Ch. 32 - Flow

(From Handbook For Humans)

Mihaly Csikszentmihalyi talks very eloquently about the experience of flow. Flow is related to enjoyment—which is not the same as simple pleasures such as eating dessert. Enjoyment or flow occurs when we are deeply focused on some process, so that time seems almost to disappear. It occurs when we’re engaged in an activity where the challenges we face, and the skills we have to meet those challenges, are evenly balanced.

If the activity we’re engaged in is more challenging than our talent or skill can deal with, we feel anxiety. Conversely, if our skills are much larger than the challenges, we feel boredom. The enjoyment of flow occurs in a zone where skill and challenge are matched.

This can occur in activities that vary as widely as a tennis or chess game, listening to music, caring for children, the pursuit of a scientific theory, skiing down or climbing up a mountain, reading, writing, leading a team, working with a computer, using a machine tool, taking photographs, and so on. Any of these activities and others can create flow for us or not, depending on our individual makeup.

What activities have in common, when flow occurs, is that they engage our deep concentration, and do so in a way that combines control and satisfaction. People describe it as being “lost in the flow” or “out of time” or “totally involved,” a combination of relaxation and attentive focusing.

We’ve all experienced this at times. Those moments when we’re challenged but up to the challenge, when we’re so engaged in what we’re doing that only the moment exists. The moments of true enjoyment.

The key to fulfillment in the dimension of mind is to identify what kinds of activity produce this effect in us, and then to discover a life-theme related to that activity. We don’t simply want a job or an occupation, but rather, something that we can learn and grow with, something we’ll find satisfying if we spend a lifetime with it, something where our talents and enjoyments can be harnessed to make a contribution to ourselves and others. This is the concept of right livelihood.

But what about money? Michael Phillips in 1974 published seven laws of money, and I especially like the first one. He formulated it in this way: Do it! Money will come when you are doing the right thing.

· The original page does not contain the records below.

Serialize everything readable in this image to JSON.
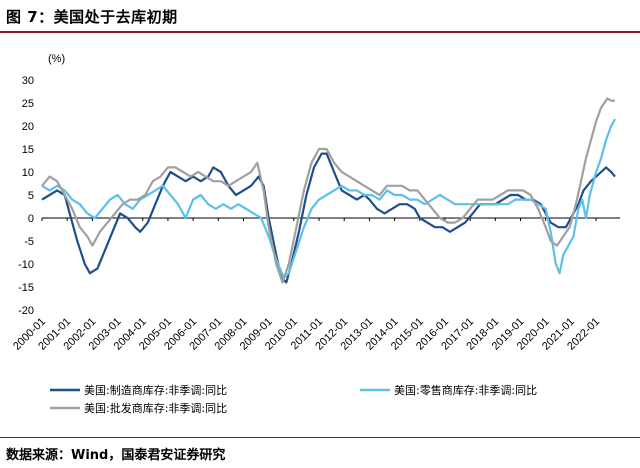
{
  "page": {
    "title": "图 7：美国处于去库初期",
    "source": "数据来源：Wind，国泰君安证券研究"
  },
  "chart_data": {
    "type": "line",
    "unit": "(%)",
    "ylim": [
      -20,
      30
    ],
    "yticks": [
      -20,
      -15,
      -10,
      -5,
      0,
      5,
      10,
      15,
      20,
      25,
      30
    ],
    "xlim": [
      2000.0,
      2022.95
    ],
    "xticks": [
      "2000-01",
      "2001-01",
      "2002-01",
      "2003-01",
      "2004-01",
      "2005-01",
      "2006-01",
      "2007-01",
      "2008-01",
      "2009-01",
      "2010-01",
      "2011-01",
      "2012-01",
      "2013-01",
      "2014-01",
      "2015-01",
      "2016-01",
      "2017-01",
      "2018-01",
      "2019-01",
      "2020-01",
      "2021-01",
      "2022-01"
    ],
    "grid": false,
    "legend_position": "bottom",
    "series": [
      {
        "name": "美国:制造商库存:非季调:同比",
        "color": "#1f4e8c",
        "points": [
          [
            2000.0,
            4
          ],
          [
            2000.3,
            5
          ],
          [
            2000.6,
            6
          ],
          [
            2000.9,
            5
          ],
          [
            2001.1,
            1
          ],
          [
            2001.4,
            -5
          ],
          [
            2001.7,
            -10
          ],
          [
            2001.9,
            -12
          ],
          [
            2002.2,
            -11
          ],
          [
            2002.5,
            -7
          ],
          [
            2002.8,
            -3
          ],
          [
            2003.1,
            1
          ],
          [
            2003.4,
            0
          ],
          [
            2003.7,
            -2
          ],
          [
            2003.9,
            -3
          ],
          [
            2004.2,
            -1
          ],
          [
            2004.5,
            3
          ],
          [
            2004.8,
            7
          ],
          [
            2005.1,
            10
          ],
          [
            2005.4,
            9
          ],
          [
            2005.7,
            8
          ],
          [
            2006.0,
            9
          ],
          [
            2006.3,
            8
          ],
          [
            2006.6,
            9
          ],
          [
            2006.8,
            11
          ],
          [
            2007.1,
            10
          ],
          [
            2007.4,
            7
          ],
          [
            2007.7,
            5
          ],
          [
            2008.0,
            6
          ],
          [
            2008.3,
            7
          ],
          [
            2008.6,
            9
          ],
          [
            2008.8,
            7
          ],
          [
            2009.0,
            0
          ],
          [
            2009.3,
            -8
          ],
          [
            2009.5,
            -13
          ],
          [
            2009.7,
            -14
          ],
          [
            2009.9,
            -10
          ],
          [
            2010.2,
            -3
          ],
          [
            2010.5,
            5
          ],
          [
            2010.8,
            11
          ],
          [
            2011.1,
            14
          ],
          [
            2011.3,
            14
          ],
          [
            2011.6,
            10
          ],
          [
            2011.9,
            6
          ],
          [
            2012.2,
            5
          ],
          [
            2012.5,
            4
          ],
          [
            2012.8,
            5
          ],
          [
            2013.0,
            4
          ],
          [
            2013.3,
            2
          ],
          [
            2013.6,
            1
          ],
          [
            2013.9,
            2
          ],
          [
            2014.2,
            3
          ],
          [
            2014.5,
            3
          ],
          [
            2014.8,
            2
          ],
          [
            2015.0,
            0
          ],
          [
            2015.3,
            -1
          ],
          [
            2015.6,
            -2
          ],
          [
            2015.9,
            -2
          ],
          [
            2016.2,
            -3
          ],
          [
            2016.5,
            -2
          ],
          [
            2016.8,
            -1
          ],
          [
            2017.1,
            1
          ],
          [
            2017.4,
            3
          ],
          [
            2017.7,
            3
          ],
          [
            2018.0,
            3
          ],
          [
            2018.3,
            4
          ],
          [
            2018.6,
            5
          ],
          [
            2018.9,
            5
          ],
          [
            2019.2,
            4
          ],
          [
            2019.5,
            4
          ],
          [
            2019.8,
            3
          ],
          [
            2020.0,
            1
          ],
          [
            2020.2,
            -1
          ],
          [
            2020.5,
            -2
          ],
          [
            2020.8,
            -2
          ],
          [
            2021.0,
            0
          ],
          [
            2021.3,
            3
          ],
          [
            2021.5,
            6
          ],
          [
            2021.8,
            8
          ],
          [
            2022.0,
            9
          ],
          [
            2022.2,
            10
          ],
          [
            2022.4,
            11
          ],
          [
            2022.6,
            10
          ],
          [
            2022.75,
            9
          ]
        ]
      },
      {
        "name": "美国:零售商库存:非季调:同比",
        "color": "#5bc0eb",
        "points": [
          [
            2000.0,
            7
          ],
          [
            2000.3,
            6
          ],
          [
            2000.6,
            7
          ],
          [
            2000.9,
            6
          ],
          [
            2001.2,
            4
          ],
          [
            2001.5,
            3
          ],
          [
            2001.8,
            1
          ],
          [
            2002.1,
            0
          ],
          [
            2002.4,
            2
          ],
          [
            2002.7,
            4
          ],
          [
            2003.0,
            5
          ],
          [
            2003.3,
            3
          ],
          [
            2003.6,
            2
          ],
          [
            2003.9,
            4
          ],
          [
            2004.2,
            5
          ],
          [
            2004.5,
            6
          ],
          [
            2004.8,
            7
          ],
          [
            2005.1,
            5
          ],
          [
            2005.4,
            3
          ],
          [
            2005.7,
            0
          ],
          [
            2006.0,
            4
          ],
          [
            2006.3,
            5
          ],
          [
            2006.6,
            3
          ],
          [
            2006.9,
            2
          ],
          [
            2007.2,
            3
          ],
          [
            2007.5,
            2
          ],
          [
            2007.8,
            3
          ],
          [
            2008.1,
            2
          ],
          [
            2008.4,
            1
          ],
          [
            2008.7,
            0
          ],
          [
            2009.0,
            -4
          ],
          [
            2009.3,
            -9
          ],
          [
            2009.6,
            -13
          ],
          [
            2009.8,
            -12
          ],
          [
            2010.1,
            -7
          ],
          [
            2010.4,
            -2
          ],
          [
            2010.7,
            2
          ],
          [
            2011.0,
            4
          ],
          [
            2011.3,
            5
          ],
          [
            2011.6,
            6
          ],
          [
            2011.9,
            7
          ],
          [
            2012.2,
            6
          ],
          [
            2012.5,
            6
          ],
          [
            2012.8,
            5
          ],
          [
            2013.1,
            5
          ],
          [
            2013.4,
            4
          ],
          [
            2013.7,
            6
          ],
          [
            2014.0,
            5
          ],
          [
            2014.3,
            5
          ],
          [
            2014.6,
            4
          ],
          [
            2014.9,
            4
          ],
          [
            2015.2,
            3
          ],
          [
            2015.5,
            4
          ],
          [
            2015.8,
            5
          ],
          [
            2016.1,
            4
          ],
          [
            2016.4,
            3
          ],
          [
            2016.7,
            3
          ],
          [
            2017.0,
            3
          ],
          [
            2017.3,
            3
          ],
          [
            2017.6,
            3
          ],
          [
            2017.9,
            3
          ],
          [
            2018.2,
            3
          ],
          [
            2018.5,
            3
          ],
          [
            2018.8,
            4
          ],
          [
            2019.1,
            4
          ],
          [
            2019.4,
            4
          ],
          [
            2019.7,
            3
          ],
          [
            2020.0,
            2
          ],
          [
            2020.2,
            -3
          ],
          [
            2020.4,
            -10
          ],
          [
            2020.55,
            -12
          ],
          [
            2020.7,
            -8
          ],
          [
            2020.9,
            -6
          ],
          [
            2021.1,
            -4
          ],
          [
            2021.3,
            2
          ],
          [
            2021.45,
            4
          ],
          [
            2021.6,
            0
          ],
          [
            2021.75,
            5
          ],
          [
            2022.0,
            10
          ],
          [
            2022.2,
            13
          ],
          [
            2022.4,
            17
          ],
          [
            2022.6,
            20
          ],
          [
            2022.75,
            21.5
          ]
        ]
      },
      {
        "name": "美国:批发商库存:非季调:同比",
        "color": "#a0a0a0",
        "points": [
          [
            2000.0,
            7
          ],
          [
            2000.3,
            9
          ],
          [
            2000.6,
            8
          ],
          [
            2000.9,
            5
          ],
          [
            2001.2,
            2
          ],
          [
            2001.5,
            -2
          ],
          [
            2001.8,
            -4
          ],
          [
            2002.0,
            -6
          ],
          [
            2002.3,
            -3
          ],
          [
            2002.6,
            -1
          ],
          [
            2002.9,
            1
          ],
          [
            2003.2,
            3
          ],
          [
            2003.5,
            4
          ],
          [
            2003.8,
            4
          ],
          [
            2004.1,
            5
          ],
          [
            2004.4,
            8
          ],
          [
            2004.7,
            9
          ],
          [
            2005.0,
            11
          ],
          [
            2005.3,
            11
          ],
          [
            2005.6,
            10
          ],
          [
            2005.9,
            9
          ],
          [
            2006.2,
            10
          ],
          [
            2006.5,
            9
          ],
          [
            2006.8,
            8
          ],
          [
            2007.1,
            8
          ],
          [
            2007.4,
            7
          ],
          [
            2007.7,
            8
          ],
          [
            2008.0,
            9
          ],
          [
            2008.3,
            10
          ],
          [
            2008.55,
            12
          ],
          [
            2008.8,
            6
          ],
          [
            2009.0,
            -2
          ],
          [
            2009.3,
            -10
          ],
          [
            2009.55,
            -14
          ],
          [
            2009.8,
            -10
          ],
          [
            2010.1,
            -2
          ],
          [
            2010.4,
            6
          ],
          [
            2010.7,
            12
          ],
          [
            2011.0,
            15
          ],
          [
            2011.3,
            15
          ],
          [
            2011.6,
            12
          ],
          [
            2011.9,
            10
          ],
          [
            2012.2,
            9
          ],
          [
            2012.5,
            8
          ],
          [
            2012.8,
            7
          ],
          [
            2013.1,
            6
          ],
          [
            2013.4,
            5
          ],
          [
            2013.7,
            7
          ],
          [
            2014.0,
            7
          ],
          [
            2014.3,
            7
          ],
          [
            2014.6,
            6
          ],
          [
            2014.9,
            6
          ],
          [
            2015.2,
            4
          ],
          [
            2015.5,
            2
          ],
          [
            2015.8,
            0
          ],
          [
            2016.1,
            -1
          ],
          [
            2016.4,
            -1
          ],
          [
            2016.7,
            0
          ],
          [
            2017.0,
            2
          ],
          [
            2017.3,
            4
          ],
          [
            2017.6,
            4
          ],
          [
            2017.9,
            4
          ],
          [
            2018.2,
            5
          ],
          [
            2018.5,
            6
          ],
          [
            2018.8,
            6
          ],
          [
            2019.1,
            6
          ],
          [
            2019.4,
            5
          ],
          [
            2019.7,
            2
          ],
          [
            2020.0,
            -2
          ],
          [
            2020.2,
            -5
          ],
          [
            2020.45,
            -6
          ],
          [
            2020.7,
            -4
          ],
          [
            2020.95,
            -2
          ],
          [
            2021.2,
            3
          ],
          [
            2021.4,
            8
          ],
          [
            2021.6,
            13
          ],
          [
            2021.8,
            17
          ],
          [
            2022.0,
            21
          ],
          [
            2022.2,
            24
          ],
          [
            2022.45,
            26
          ],
          [
            2022.6,
            25.5
          ],
          [
            2022.75,
            25.5
          ]
        ]
      }
    ]
  }
}
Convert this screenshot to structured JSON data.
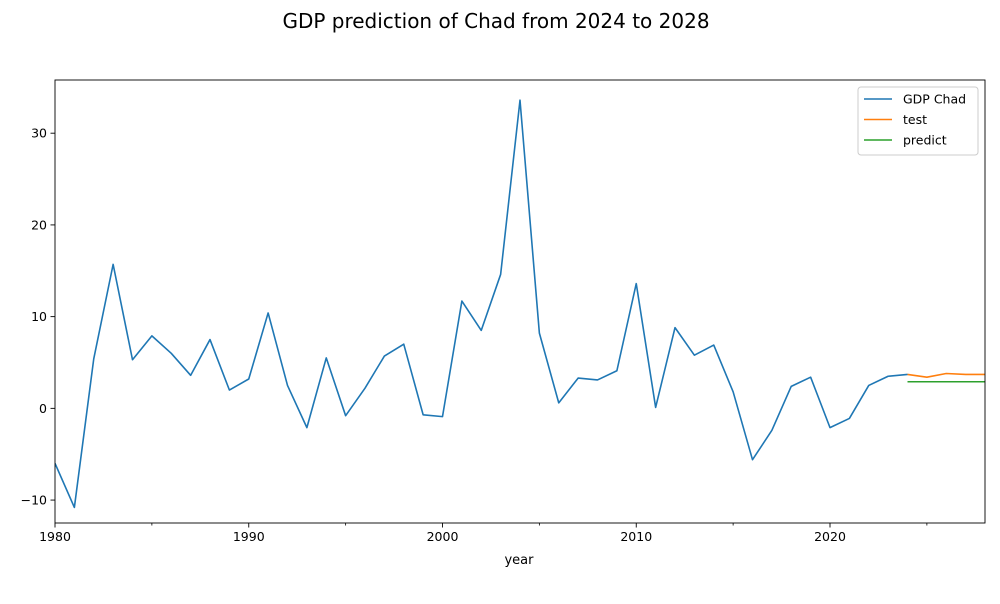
{
  "chart_data": {
    "type": "line",
    "title": "GDP prediction of Chad from 2024 to 2028",
    "xlabel": "year",
    "ylabel": "",
    "xlim": [
      1980,
      2028
    ],
    "ylim": [
      -12.5,
      35.8
    ],
    "x_ticks": [
      1980,
      1990,
      2000,
      2010,
      2020
    ],
    "x_minor_ticks": [
      1985,
      1995,
      2005,
      2015,
      2025
    ],
    "y_ticks": [
      -10,
      0,
      10,
      20,
      30
    ],
    "grid": false,
    "legend_position": "top-right",
    "series": [
      {
        "name": "GDP Chad",
        "color": "#1f77b4",
        "x": [
          1980,
          1981,
          1982,
          1983,
          1984,
          1985,
          1986,
          1987,
          1988,
          1989,
          1990,
          1991,
          1992,
          1993,
          1994,
          1995,
          1996,
          1997,
          1998,
          1999,
          2000,
          2001,
          2002,
          2003,
          2004,
          2005,
          2006,
          2007,
          2008,
          2009,
          2010,
          2011,
          2012,
          2013,
          2014,
          2015,
          2016,
          2017,
          2018,
          2019,
          2020,
          2021,
          2022,
          2023,
          2024
        ],
        "values": [
          -6.0,
          -10.8,
          5.4,
          15.7,
          5.3,
          7.9,
          6.0,
          3.6,
          7.5,
          2.0,
          3.2,
          10.4,
          2.5,
          -2.1,
          5.5,
          -0.8,
          2.2,
          5.7,
          7.0,
          -0.7,
          -0.9,
          11.7,
          8.5,
          14.6,
          33.6,
          8.2,
          0.6,
          3.3,
          3.1,
          4.1,
          13.6,
          0.1,
          8.8,
          5.8,
          6.9,
          1.8,
          -5.6,
          -2.4,
          2.4,
          3.4,
          -2.1,
          -1.1,
          2.5,
          3.5,
          3.7
        ]
      },
      {
        "name": "test",
        "color": "#ff7f0e",
        "x": [
          2024,
          2025,
          2026,
          2027,
          2028
        ],
        "values": [
          3.7,
          3.4,
          3.8,
          3.7,
          3.7
        ]
      },
      {
        "name": "predict",
        "color": "#2ca02c",
        "x": [
          2024,
          2025,
          2026,
          2027,
          2028
        ],
        "values": [
          2.9,
          2.9,
          2.9,
          2.9,
          2.9
        ]
      }
    ]
  }
}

That is, our proper focus is on our passion. If we find our true passion, we will find an almost unlimited number of ways to make money at it. That’s been my experience. When we are doing the right thing, the way our livelihood sometimes comes through can seem to defy the laws of logic. When we’re that devoted to something, it’s as if the universe itself takes notice.

That doesn’t mean it will necessarily be easy. It doesn’t mean that we just get up in the morning and do whatever we feel like. It doesn’t mean that we daydream about being something and wait for the universe to magically support us.

Everybody I know who has followed their passion has had to make extreme sacrifices at one time or another, and often frequently. Sometimes they’ve had to take extra jobs, or put various things off. Sometimes they’ve had to take two steps back in order to take three forward. Sometimes they’ve had to “work while others play,” in Churchill’s pithy phrase. Sometimes they’ve only been able to work at their passion ten minutes a day. But they’ve continued.

For that’s the interesting thing about following your passion: You can’t fail. Because the very following itself is your success. Even if worldly success or money doesn’t come at first, even if it doesn’t come for a long time or ever, even if you have to make sacrifices—and you will, count on it—the very following of your passion is success and fulfillment in itself.